Leyland Observatory moves South for the winter - First Light at Sierra Cabrera 

Last night (22nd November 2010) the first images were captured using the 12" SCT/CGEM set up at the winter base of Leyland Observatory in the Sierra Cabrera mountains(actually the terrace of a rented villa) in the village of Cabrera just above the town of Turre in Almeria, Andalusia, Spain.

The latitude is just over 37 degrees North.

Having arrived at 9 pm on the 15th Nov(last Monday) after a 650 mile drive from the ferry port of Santander in the North where the boat arrived at 9 a.m. that morning I was somewhat tired but arrived to see a dark sky glittering with stars.

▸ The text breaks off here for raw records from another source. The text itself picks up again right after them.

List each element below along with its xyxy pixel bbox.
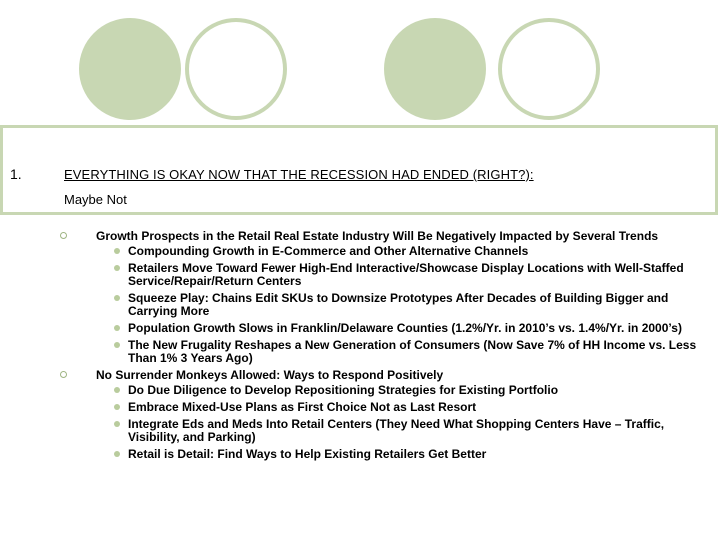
ring-bullet-icon bbox=[60, 371, 67, 378]
sub-bullet bbox=[60, 322, 700, 335]
sub-bullet-text: Embrace Mixed-Use Plans as First Choice Not as Last Resort bbox=[128, 400, 477, 414]
sub-bullet-text: Integrate Eds and Meds Into Retail Centers (They Need What Shopping Centers Have – Traffic, Visibility, and Parking) bbox=[128, 417, 665, 444]
dot-bullet-icon bbox=[114, 451, 120, 457]
ring-bullet-icon bbox=[60, 232, 67, 239]
circle-filled-1 bbox=[79, 18, 181, 120]
dot-bullet-icon bbox=[114, 342, 120, 348]
section-bullet bbox=[60, 230, 700, 243]
sub-bullet bbox=[60, 245, 700, 258]
slide-title: EVERYTHING IS OKAY NOW THAT THE RECESSION HAD ENDED (RIGHT?): bbox=[64, 167, 534, 182]
dot-bullet-icon bbox=[114, 265, 120, 271]
circle-outline-2 bbox=[498, 18, 600, 120]
dot-bullet-icon bbox=[114, 325, 120, 331]
dot-bullet-icon bbox=[114, 295, 120, 301]
sub-bullet bbox=[60, 448, 700, 461]
slide-subtitle: Maybe Not bbox=[64, 192, 127, 207]
sub-bullet-text: Retail is Detail: Find Ways to Help Existing Retailers Get Better bbox=[128, 447, 487, 461]
sub-bullet-text: Retailers Move Toward Fewer High-End Interactive/Showcase Display Locations with Well-Staffed Service/Repair/Return Centers bbox=[128, 261, 684, 288]
sub-bullet bbox=[60, 401, 700, 414]
circle-outline-1 bbox=[185, 18, 287, 120]
dot-bullet-icon bbox=[114, 248, 120, 254]
section-text: No Surrender Monkeys Allowed: Ways to Respond Positively bbox=[96, 368, 444, 382]
slide-number: 1. bbox=[10, 166, 22, 182]
circle-filled-2 bbox=[384, 18, 486, 120]
section-bullet bbox=[60, 369, 700, 382]
dot-bullet-icon bbox=[114, 404, 120, 410]
sub-bullet-text: The New Frugality Reshapes a New Generation of Consumers (Now Save 7% of HH Income vs. Less Than 1% 3 Years Ago) bbox=[128, 338, 697, 365]
sub-bullet bbox=[60, 339, 700, 365]
dot-bullet-icon bbox=[114, 421, 120, 427]
section-text: Growth Prospects in the Retail Real Estate Industry Will Be Negatively Impacted by Several Trends bbox=[96, 229, 659, 243]
sub-bullet-text: Do Due Diligence to Develop Repositioning Strategies for Existing Portfolio bbox=[128, 383, 559, 397]
sub-bullet-text: Compounding Growth in E-Commerce and Other Alternative Channels bbox=[128, 244, 529, 258]
sub-bullet bbox=[60, 418, 700, 444]
dot-bullet-icon bbox=[114, 387, 120, 393]
sub-bullet bbox=[60, 384, 700, 397]
bullet-list bbox=[60, 230, 700, 465]
title-band bbox=[0, 125, 718, 215]
sub-bullet bbox=[60, 262, 700, 288]
sub-bullet-text: Population Growth Slows in Franklin/Delaware Counties (1.2%/Yr. in 2010’s vs. 1.4%/Yr. in 2000’s) bbox=[128, 321, 682, 335]
sub-bullet bbox=[60, 292, 700, 318]
sub-bullet-text: Squeeze Play: Chains Edit SKUs to Downsize Prototypes After Decades of Building Bigger and Carrying More bbox=[128, 291, 669, 318]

Cabrera is a village of modern moorish design villas 300m above the plain where the local town of Turre sits. Getting to the village is quite a feat - the inhabitants sometimes refer to it as Brigadoon because of its detached magical nature although I think it is more like Rivendell in Lord of the Rings!  (Sorry - beginning to sound as though I am selling something!)

This is one of the roads in to Cabrera with the Mediterranean Sea in the background


This is a typical Cabrera view



This is the view from the village centre.


This is the terrace of the villa where the telescope can be seen covered by its "Scope Coat"


This is the telescope and the view from the terrace looking to the North East. The optical tube assembly  is my 15 year old 12" Meade from my original classic  LX200 sitting on a Celestron CGEM mount. In reality the OTA is right at the weight limit for the telescope so it remains to see how the CGEM will fare with slews to several hundred galaxies per night - in terms of tracking, pointing accuracy and dealing with the workload. I aim to use The Sky, CCDSoft and Orchestrate scripts  working in harmony using the 23000 galaxy  RC3 catalog to image galaxies in terms of increasing radial velocity and thus distance to hopefully capture brighter supernovae. At present I am trying to get as near perfect tracking as I can by accurate drift method polar alignment.

 The view to the South from the terrace

First night images:

The first image of M74 combines 35 X 10 second images. The second image of NGC 891 is a single 10 second image. Clearly the images were not precisely focused - it is sometimes a challenge to prevent mirror flop with the LX200 OTA which requires the mirror to be "solidly" clamped.